His father never had time for Mike’s Pee-Wee hockey games. That was just a given. Men like him just didn’t do that. He was interested in everything about his son, asked constantly about it, wanted to know every detail, but his work hours did not allow time for a leisure activity of any sort, certainly not sitting and watching. The one time he had come, when Mike was nine years old and playing a game outdoors, his father, so exhausted from work, had fallen asleep against a tree. Even that day, Antal wore his work apron, the grease stains from that morning’s bacon sandwiches dotting the white.

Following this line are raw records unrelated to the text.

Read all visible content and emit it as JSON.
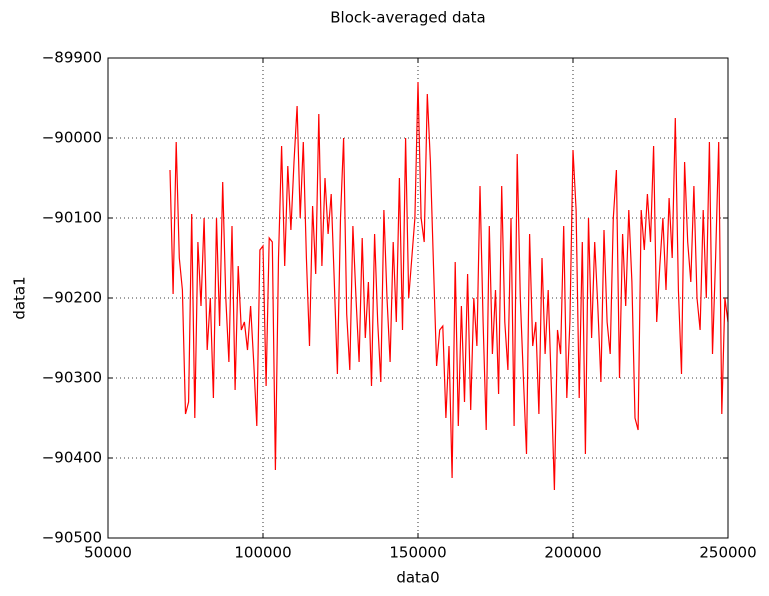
{
  "chart_data": {
    "type": "line",
    "title": "Block-averaged data",
    "xlabel": "data0",
    "ylabel": "data1",
    "x": [
      70000,
      71000,
      72000,
      73000,
      74000,
      75000,
      76000,
      77000,
      78000,
      79000,
      80000,
      81000,
      82000,
      83000,
      84000,
      85000,
      86000,
      87000,
      88000,
      89000,
      90000,
      91000,
      92000,
      93000,
      94000,
      95000,
      96000,
      97000,
      98000,
      99000,
      100000,
      101000,
      102000,
      103000,
      104000,
      105000,
      106000,
      107000,
      108000,
      109000,
      110000,
      111000,
      112000,
      113000,
      114000,
      115000,
      116000,
      117000,
      118000,
      119000,
      120000,
      121000,
      122000,
      123000,
      124000,
      125000,
      126000,
      127000,
      128000,
      129000,
      130000,
      131000,
      132000,
      133000,
      134000,
      135000,
      136000,
      137000,
      138000,
      139000,
      140000,
      141000,
      142000,
      143000,
      144000,
      145000,
      146000,
      147000,
      148000,
      149000,
      150000,
      151000,
      152000,
      153000,
      154000,
      155000,
      156000,
      157000,
      158000,
      159000,
      160000,
      161000,
      162000,
      163000,
      164000,
      165000,
      166000,
      167000,
      168000,
      169000,
      170000,
      171000,
      172000,
      173000,
      174000,
      175000,
      176000,
      177000,
      178000,
      179000,
      180000,
      181000,
      182000,
      183000,
      184000,
      185000,
      186000,
      187000,
      188000,
      189000,
      190000,
      191000,
      192000,
      193000,
      194000,
      195000,
      196000,
      197000,
      198000,
      199000,
      200000,
      201000,
      202000,
      203000,
      204000,
      205000,
      206000,
      207000,
      208000,
      209000,
      210000,
      211000,
      212000,
      213000,
      214000,
      215000,
      216000,
      217000,
      218000,
      219000,
      220000,
      221000,
      222000,
      223000,
      224000,
      225000,
      226000,
      227000,
      228000,
      229000,
      230000,
      231000,
      232000,
      233000,
      234000,
      235000,
      236000,
      237000,
      238000,
      239000,
      240000,
      241000,
      242000,
      243000,
      244000,
      245000,
      246000,
      247000,
      248000,
      249000,
      250000
    ],
    "series": [
      {
        "color": "#ff0000",
        "values": [
          -90040,
          -90195,
          -90005,
          -90150,
          -90190,
          -90345,
          -90330,
          -90095,
          -90350,
          -90130,
          -90210,
          -90100,
          -90265,
          -90200,
          -90325,
          -90100,
          -90235,
          -90055,
          -90200,
          -90280,
          -90110,
          -90315,
          -90160,
          -90240,
          -90230,
          -90265,
          -90210,
          -90280,
          -90360,
          -90140,
          -90135,
          -90310,
          -90125,
          -90130,
          -90415,
          -90150,
          -90010,
          -90160,
          -90035,
          -90115,
          -90030,
          -89960,
          -90100,
          -90005,
          -90150,
          -90260,
          -90085,
          -90170,
          -89970,
          -90160,
          -90050,
          -90120,
          -90070,
          -90180,
          -90295,
          -90100,
          -90000,
          -90220,
          -90290,
          -90110,
          -90200,
          -90280,
          -90125,
          -90250,
          -90180,
          -90310,
          -90120,
          -90230,
          -90305,
          -90090,
          -90200,
          -90280,
          -90130,
          -90230,
          -90050,
          -90240,
          -90000,
          -90200,
          -90150,
          -90100,
          -89930,
          -90100,
          -90130,
          -89945,
          -90030,
          -90160,
          -90285,
          -90240,
          -90235,
          -90350,
          -90260,
          -90425,
          -90155,
          -90360,
          -90210,
          -90330,
          -90170,
          -90340,
          -90200,
          -90260,
          -90060,
          -90230,
          -90365,
          -90110,
          -90270,
          -90190,
          -90320,
          -90060,
          -90230,
          -90290,
          -90100,
          -90360,
          -90020,
          -90200,
          -90300,
          -90395,
          -90120,
          -90260,
          -90230,
          -90345,
          -90150,
          -90270,
          -90190,
          -90310,
          -90440,
          -90240,
          -90270,
          -90110,
          -90325,
          -90230,
          -90015,
          -90090,
          -90325,
          -90130,
          -90395,
          -90100,
          -90250,
          -90130,
          -90210,
          -90305,
          -90115,
          -90230,
          -90270,
          -90100,
          -90040,
          -90300,
          -90120,
          -90210,
          -90090,
          -90180,
          -90350,
          -90365,
          -90090,
          -90140,
          -90070,
          -90130,
          -90010,
          -90230,
          -90160,
          -90100,
          -90190,
          -90075,
          -90150,
          -89975,
          -90190,
          -90295,
          -90030,
          -90130,
          -90180,
          -90060,
          -90200,
          -90240,
          -90090,
          -90200,
          -90005,
          -90270,
          -90150,
          -90005,
          -90345,
          -90200,
          -90230
        ]
      }
    ],
    "xlim": [
      50000,
      250000
    ],
    "xticks": [
      50000,
      100000,
      150000,
      200000,
      250000
    ],
    "ylim": [
      -90500,
      -89900
    ],
    "yticks": [
      {
        "value": -90500,
        "label": "−90500"
      },
      {
        "value": -90400,
        "label": "−90400"
      },
      {
        "value": -90300,
        "label": "−90300"
      },
      {
        "value": -90200,
        "label": "−90200"
      },
      {
        "value": -90100,
        "label": "−90100"
      },
      {
        "value": -90000,
        "label": "−90000"
      },
      {
        "value": -89900,
        "label": "−89900"
      }
    ],
    "grid": true
  }
}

That was how Mike always saw his father, with that white apron on, behind the counter, selling the kids candy, looking out for shop-lifters, quick-cooking breakfast sandwiches and burgers.

When Mike was twelve years old, his father tried to stop a local hood from shoplifting. The hood shot his father and killed him. Just like that.

The luncheonette went into foreclosure. Mom went into the bottle and didn’t get out until early Alzheimer’s ate away enough to not make a difference. She now lived in a nursing home in Caldwell. Mike visited once a month. His mother had no idea who he was. Sometimes she called him Antal and asked him if he wanted her to prepare potato salad for the lunch rush.